You've nailed the major distractions there, Sarah. My writing has to compete with my family, my bees and surfing the internet. The first two are non-negotiable, so it's the webpage wandering that has to go. When I'm on a tight schedule I abandon the computer and work on my Neo, which is brilliant. It's just a keyboard with absolutely no frills or gimmicks, therefore no distractions. When I've finished work for the day, one click and it uploads everything onto my computer.

Giles Diggle said...

For me it is watching the garden bird feeders. But I have learned to use it as a reward. Now my writing and birds have a kind of symbiotic relationship We all win.

Apart from that it is my bookmarked websites:s Bob Dylan, Macworld, YouTube, Amazon...and your blog of course! :-)

Edith said...

I think you've pretty much summed it up here. I have almost given up TV except for BBC4 on Saturday nights (that European thriller/murder mystery slot is superb!) and an occasional Lewis perhaps or Poirot as a lesson in plot development, and would dearly love to give up cooking, and already have discovered long slots of time waiting to be filled with words.

womagwriter said...

Reading other people's blogs is a time-suck for me! But I tend to do it between paragraphs when writing the novel. Write a bit, then meander around the internet for a while, then write a bit more.

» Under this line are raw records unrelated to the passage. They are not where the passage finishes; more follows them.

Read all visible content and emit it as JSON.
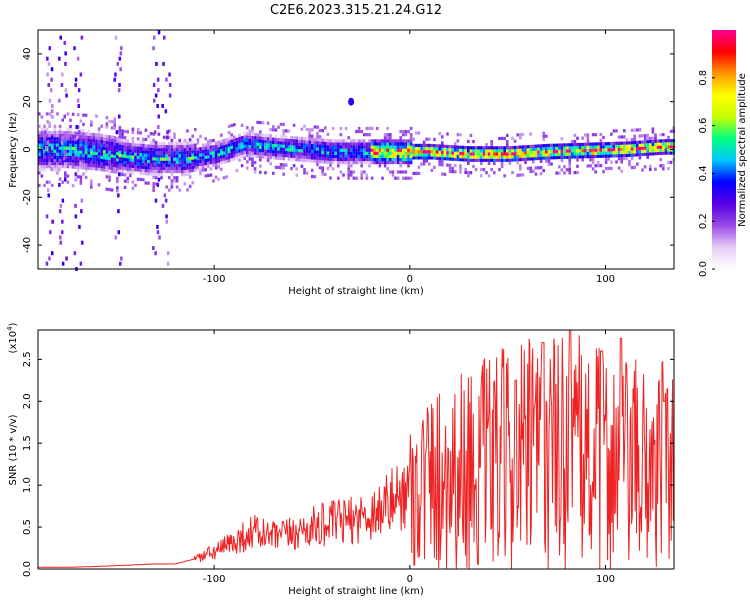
{
  "figure_title": "C2E6.2023.315.21.24.G12",
  "chart_data": [
    {
      "type": "heatmap",
      "xlabel": "Height of straight line (km)",
      "ylabel": "Frequency (Hz)",
      "xlim": [
        -190,
        135
      ],
      "ylim": [
        -50,
        50
      ],
      "x_ticks": [
        -100,
        0,
        100
      ],
      "y_ticks": [
        -40,
        -20,
        0,
        20,
        40
      ],
      "colorbar": {
        "label": "Normalized spectral amplitude",
        "range": [
          0,
          1
        ],
        "ticks": [
          0.0,
          0.2,
          0.4,
          0.6,
          0.8
        ],
        "colors": [
          "#ffffff",
          "#e6ccf5",
          "#9a4ae6",
          "#5a00e6",
          "#0000ff",
          "#00c8ff",
          "#00ff80",
          "#c8ff00",
          "#ffff00",
          "#ff9600",
          "#ff0000",
          "#ff0096"
        ]
      },
      "band_center_hz": [
        {
          "x": -175,
          "y": 0
        },
        {
          "x": -160,
          "y": -1
        },
        {
          "x": -145,
          "y": -3
        },
        {
          "x": -130,
          "y": -4
        },
        {
          "x": -115,
          "y": -4
        },
        {
          "x": -100,
          "y": -2
        },
        {
          "x": -85,
          "y": 2
        },
        {
          "x": -70,
          "y": 1
        },
        {
          "x": -55,
          "y": 0
        },
        {
          "x": -40,
          "y": -1
        },
        {
          "x": -25,
          "y": -1
        },
        {
          "x": -10,
          "y": -1
        },
        {
          "x": 10,
          "y": -1
        },
        {
          "x": 30,
          "y": -2
        },
        {
          "x": 50,
          "y": -2
        },
        {
          "x": 70,
          "y": -1
        },
        {
          "x": 90,
          "y": -0.5
        },
        {
          "x": 110,
          "y": 0
        },
        {
          "x": 130,
          "y": 1
        }
      ],
      "secondary_feature": {
        "x": -30,
        "y": 20
      }
    },
    {
      "type": "line",
      "xlabel": "Height of straight line (km)",
      "ylabel": "SNR (10 * v/v)",
      "multiplier_label": "(x10",
      "multiplier_exp": "4",
      "xlim": [
        -190,
        135
      ],
      "ylim": [
        0,
        2.85
      ],
      "x_ticks": [
        -100,
        0,
        100
      ],
      "y_ticks": [
        0.0,
        0.5,
        1.0,
        1.5,
        2.0,
        2.5
      ],
      "series": [
        {
          "color": "#ee2222",
          "x": [
            -190,
            -175,
            -160,
            -140,
            -130,
            -120,
            -110,
            -100,
            -90,
            -80,
            -70,
            -60,
            -50,
            -40,
            -30,
            -20,
            -10,
            0,
            10,
            20,
            30,
            40,
            50,
            60,
            70,
            80,
            90,
            100,
            110,
            120,
            130,
            135
          ],
          "y": [
            0.02,
            0.02,
            0.03,
            0.05,
            0.06,
            0.06,
            0.12,
            0.2,
            0.32,
            0.45,
            0.38,
            0.42,
            0.5,
            0.55,
            0.58,
            0.65,
            0.8,
            0.95,
            1.05,
            1.15,
            1.2,
            1.25,
            1.3,
            1.35,
            1.4,
            1.4,
            1.35,
            1.3,
            1.25,
            1.2,
            1.25,
            1.2
          ]
        }
      ],
      "peaks": [
        {
          "x": 54,
          "y": 2.25
        },
        {
          "x": 68,
          "y": 2.7
        },
        {
          "x": 82,
          "y": 2.85
        },
        {
          "x": 98,
          "y": 2.6
        },
        {
          "x": 108,
          "y": 2.75
        },
        {
          "x": 130,
          "y": 2.0
        }
      ]
    }
  ]
}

I gave up ironing years ago.

Sarah Duncan said...

Jim, I'm with you on inefficiency but sleep - oh no, can't get enough of it.

Christina, I do something similar - my laptop isn't connected to the internet so I can't get distracted when writing.

Giles. how clever to turn your distraction into your reward.

Edith, as you say, cutting out television frees up lots of time.

Womagwriter, I couldn't do that - I get sucked into online reading too easily. Re ironing - someone once said to me, but how do you manage summer cotton dresses? I replied, look crumpled.